Afterall, it's just physics... right?

Friday, June 03, 2005

vient le beau temps!

hello, sunshine! What a joy it is to have a day off to sit and soak up the sun. No one is home and that makes it even more cherishable. I passed my midterm after all!! Fortune smiles upon me. The teacher was very generous, in my opinion. I should have failed. That teacher is something else altogether, let me tell you. He's cute in his own way. When he starts the class, his shirt is all tucked in nicely but after about an hour and a half it's only partially tucked into his pants and by the end of the class, his shirt tails are all untucked and wrinkled.
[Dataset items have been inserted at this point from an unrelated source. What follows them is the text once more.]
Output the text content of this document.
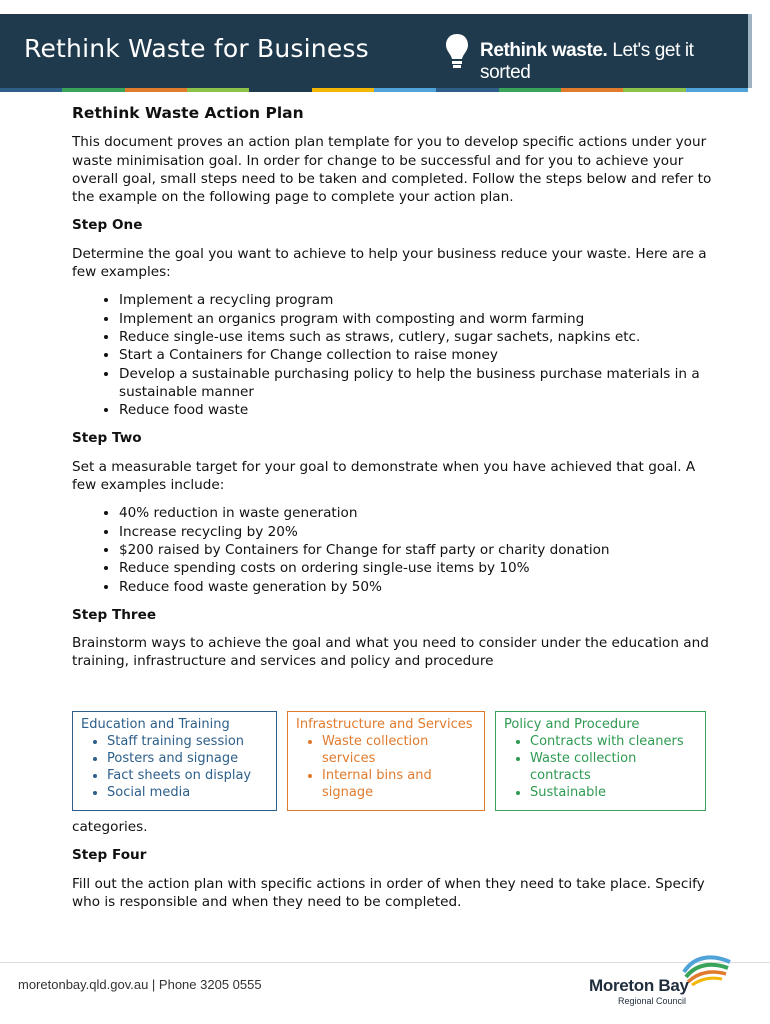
Rethink Waste for Business	Rethink waste. Let's get it sorted
Rethink Waste Action Plan

This document proves an action plan template for you to develop specific actions under your waste minimisation goal. In order for change to be successful and for you to achieve your overall goal, small steps need to be taken and completed. Follow the steps below and refer to the example on the following page to complete your action plan.

Step One

Determine the goal you want to achieve to help your business reduce your waste. Here are a few examples:

• Implement a recycling program
• Implement an organics program with composting and worm farming
• Reduce single-use items such as straws, cutlery, sugar sachets, napkins etc.
• Start a Containers for Change collection to raise money
• Develop a sustainable purchasing policy to help the business purchase materials in a sustainable manner
• Reduce food waste
Step Two

Set a measurable target for your goal to demonstrate when you have achieved that goal. A few examples include:

• 40% reduction in waste generation
• Increase recycling by 20%
• $200 raised by Containers for Change for staff party or charity donation
• Reduce spending costs on ordering single-use items by 10%
• Reduce food waste generation by 50%
Step Three

Brainstorm ways to achieve the goal and what you need to consider under the education and training, infrastructure and services and policy and procedure

Education and Training
• Staff training session
• Posters and signage
• Fact sheets on display
• Social media
Infrastructure and Services
• Waste collection services
• Internal bins and signage
Policy and Procedure
• Contracts with cleaners
• Waste collection contracts
• Sustainable

categories.

Step Four

Fill out the action plan with specific actions in order of when they need to take place. Specify who is responsible and when they need to be completed.

moretonbay.qld.gov.au | Phone 3205 0555	Moreton Bay
Regional Council
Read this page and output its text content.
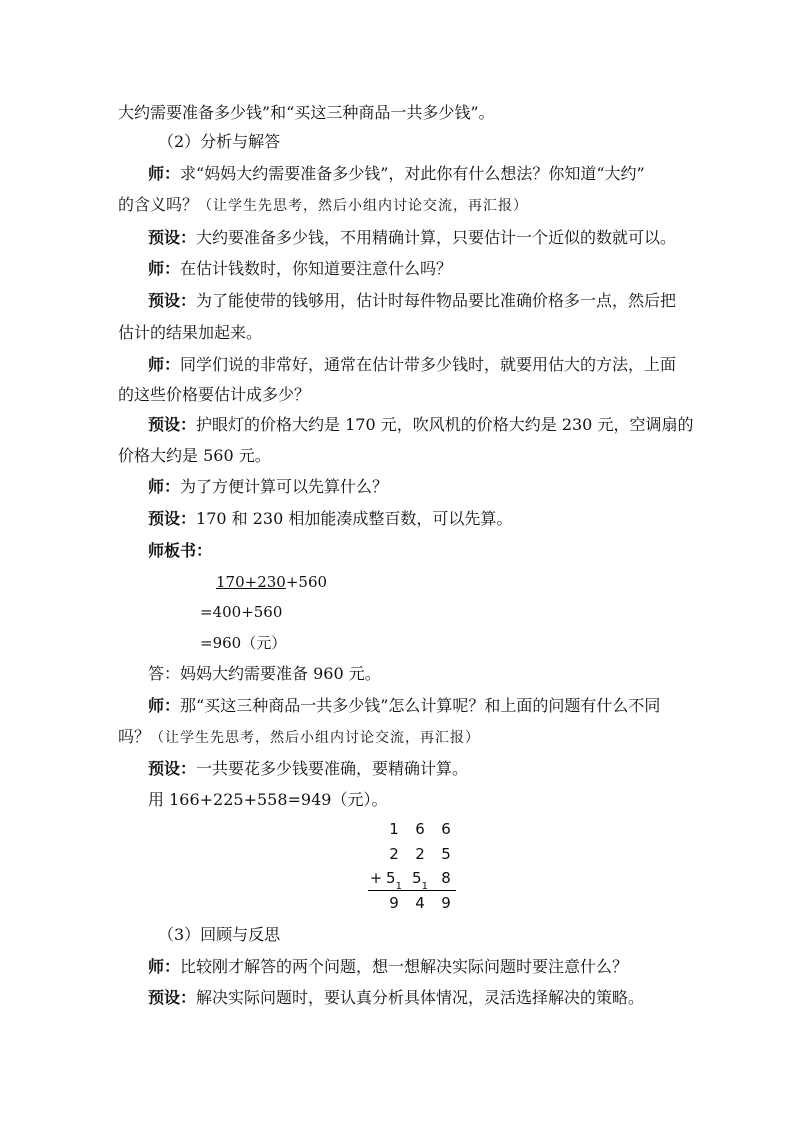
大约需要准备多少钱”和“买这三种商品一共多少钱”。
（2）分析与解答
师：求“妈妈大约需要准备多少钱”，对此你有什么想法？你知道“大约”
的含义吗？（让学生先思考，然后小组内讨论交流，再汇报）
预设：大约要准备多少钱，不用精确计算，只要估计一个近似的数就可以。
师：在估计钱数时，你知道要注意什么吗？
预设：为了能使带的钱够用，估计时每件物品要比准确价格多一点，然后把
估计的结果加起来。
师：同学们说的非常好，通常在估计带多少钱时，就要用估大的方法，上面
的这些价格要估计成多少？
预设：护眼灯的价格大约是 170 元，吹风机的价格大约是 230 元，空调扇的
价格大约是 560 元。
师：为了方便计算可以先算什么？
预设：170 和 230 相加能凑成整百数，可以先算。
师板书：
170+230+560
=400+560
=960（元）
答：妈妈大约需要准备 960 元。
师：那“买这三种商品一共多少钱”怎么计算呢？和上面的问题有什么不同
吗？（让学生先思考，然后小组内讨论交流，再汇报）
预设：一共要花多少钱要准确，要精确计算。
用 166+225+558=949（元）。
1	6	6
2	2	5
+ $5_1$ $5_1$ 8
9	4	9
（3）回顾与反思
师：比较刚才解答的两个问题，想一想解决实际问题时要注意什么？
预设：解决实际问题时，要认真分析具体情况，灵活选择解决的策略。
It's amusing. He really does enjoy teaching though. I can't stand that class but to witness his lectures about soundwaves and dBs makes it a little more tolerable. Ugh. I could never become an engineer. Anyway, now I should be doing my assignment for that very class... but it's just so nice out... How could I waste such a perfect day inside in front of a computer screen?? (this writing doesn't count... I'm only taking a break). I think I'm going to swim in a bit. The water's a little cold but who cares. So yeah, yesterday I got a loverly wake up call at about 5h42 am and it's my supervisor asking me to come into work. I love those day shifts. They are awesome. Specially when I do second cardiac (my favorite shift!!). It's great. When I'm done delivering the meals, I can go and loiter on the veranda on the fifth level for a while and it's so beautiful up there. I love it. So, that's what I did yesterday. The only sad thing about yesterday's shift was that one of my patients died. It was awful actually because it wasn't quietly or peaceful. Who wants to die amidst a frenzy of doctors trying to ressucitate you? With loudspeakers pretty much announcing your death throughout the building? "Cancel code blue. Cardiology Unit. Code bleu: Annulé. Institut de cardiologie". I find it harsh... Anyway, I have a game tonight. I'm kind of nervous. I'm not the best athlete ever but I made a promise to play. After that, I think we're going to the movies and that should be fun. Okay. well, I've had enough of a break. I'm going to get some water and then go rollerblading, I think... or swimming. Or maybe rollerblad first, then go swimming. Welcome, Summer!